Derzeit gibt es noch weitere Versuche, Unternehmen auf rechtlichem Weg für ihren Beitrag zur Klimakrise zur Verantwortung zu ziehen.
Im September verklagten vier Bewohner:innen der indonesischen Insel Pari den Zementhersteller Holcim vor einem Schweizer Zivilgericht. Sie machen Holcim mitverantwortlich für überschwemmte Häuser und Felder, für Einkommensverluste – und für eine Situation, die ihr Leben bedroht.
Auch sie fordern Schadenersatz und wollen, dass der Zementriese ihnen Unterstützung bei der Anpassung an die Erderhitzung zahlt und seine CO2-Emissionen deutlich verringert. Holcim gehört zu den größten Zementproduzenten der Welt.
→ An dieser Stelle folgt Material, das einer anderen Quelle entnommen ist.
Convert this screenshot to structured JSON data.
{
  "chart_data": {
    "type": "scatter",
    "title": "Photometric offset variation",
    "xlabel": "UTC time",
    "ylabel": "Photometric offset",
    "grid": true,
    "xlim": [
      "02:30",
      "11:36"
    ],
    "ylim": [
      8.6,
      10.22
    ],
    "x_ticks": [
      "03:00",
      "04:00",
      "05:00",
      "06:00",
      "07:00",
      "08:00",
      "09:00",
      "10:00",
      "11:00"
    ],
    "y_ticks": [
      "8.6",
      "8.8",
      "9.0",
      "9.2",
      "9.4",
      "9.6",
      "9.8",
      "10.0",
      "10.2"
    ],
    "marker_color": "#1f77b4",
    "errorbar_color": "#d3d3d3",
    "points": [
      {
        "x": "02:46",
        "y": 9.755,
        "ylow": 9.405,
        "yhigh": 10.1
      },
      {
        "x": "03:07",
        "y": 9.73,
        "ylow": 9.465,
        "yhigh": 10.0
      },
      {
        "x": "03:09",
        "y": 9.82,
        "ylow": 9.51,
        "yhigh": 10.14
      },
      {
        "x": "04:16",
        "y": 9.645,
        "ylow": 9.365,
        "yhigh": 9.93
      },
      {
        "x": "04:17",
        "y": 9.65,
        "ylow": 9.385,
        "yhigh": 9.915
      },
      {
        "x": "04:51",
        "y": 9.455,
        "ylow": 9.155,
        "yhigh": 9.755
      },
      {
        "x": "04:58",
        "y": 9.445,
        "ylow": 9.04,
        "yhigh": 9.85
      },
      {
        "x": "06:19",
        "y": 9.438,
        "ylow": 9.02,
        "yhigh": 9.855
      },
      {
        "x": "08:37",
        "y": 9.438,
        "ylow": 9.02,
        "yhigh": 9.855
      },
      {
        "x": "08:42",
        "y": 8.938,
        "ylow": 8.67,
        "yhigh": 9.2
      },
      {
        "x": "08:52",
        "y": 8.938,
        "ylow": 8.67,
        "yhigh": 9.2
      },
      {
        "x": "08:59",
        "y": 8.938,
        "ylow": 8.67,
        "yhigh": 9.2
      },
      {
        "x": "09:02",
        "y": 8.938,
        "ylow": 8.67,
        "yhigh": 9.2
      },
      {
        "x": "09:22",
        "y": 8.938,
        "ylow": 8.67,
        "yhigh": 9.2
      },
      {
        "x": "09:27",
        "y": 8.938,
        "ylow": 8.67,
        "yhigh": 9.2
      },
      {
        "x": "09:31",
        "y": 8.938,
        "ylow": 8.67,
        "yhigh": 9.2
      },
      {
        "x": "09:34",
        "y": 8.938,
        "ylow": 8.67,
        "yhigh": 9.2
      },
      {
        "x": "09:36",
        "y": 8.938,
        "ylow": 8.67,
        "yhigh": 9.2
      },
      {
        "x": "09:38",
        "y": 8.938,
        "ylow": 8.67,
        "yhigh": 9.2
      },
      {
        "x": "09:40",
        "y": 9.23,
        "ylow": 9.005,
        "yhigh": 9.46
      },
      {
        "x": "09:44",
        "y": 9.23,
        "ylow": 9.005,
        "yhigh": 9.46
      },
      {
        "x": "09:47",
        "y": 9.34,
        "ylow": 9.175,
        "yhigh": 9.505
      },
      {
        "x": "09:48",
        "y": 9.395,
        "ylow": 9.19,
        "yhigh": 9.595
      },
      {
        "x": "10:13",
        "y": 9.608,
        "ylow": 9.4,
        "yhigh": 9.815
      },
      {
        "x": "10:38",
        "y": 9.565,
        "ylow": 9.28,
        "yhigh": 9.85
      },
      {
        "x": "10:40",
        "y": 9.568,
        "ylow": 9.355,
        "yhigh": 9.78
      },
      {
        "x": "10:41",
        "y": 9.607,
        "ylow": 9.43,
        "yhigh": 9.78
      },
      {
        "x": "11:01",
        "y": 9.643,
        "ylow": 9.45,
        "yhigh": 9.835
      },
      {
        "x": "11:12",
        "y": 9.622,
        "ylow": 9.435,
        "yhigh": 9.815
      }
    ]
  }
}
Zudem fordern 67 Überlebende des Taifuns Odette, der 2021 auf den Philippinen große Verwüstungen angerichtet hat, von dem Energiekonzern Shell Entschädigung für verlorene Häuser, Lebensgrundlagen und Menschenleben. Wenn Shell nicht auf die Forderung eingeht, soll im Dezember in Großbritannien Klage eingereicht werden.
Bereits im vergangenen Jahr verklagte ein belgischer Biobauer den französischen Energiekonzern Total Energies wegen klimabedingter Schäden. Die Forderung: Das Unternehmen soll den entstandenen Schaden beheben und aus den fossilen Brennstoffen aussteigen, um künftige Schäden zu verhindern.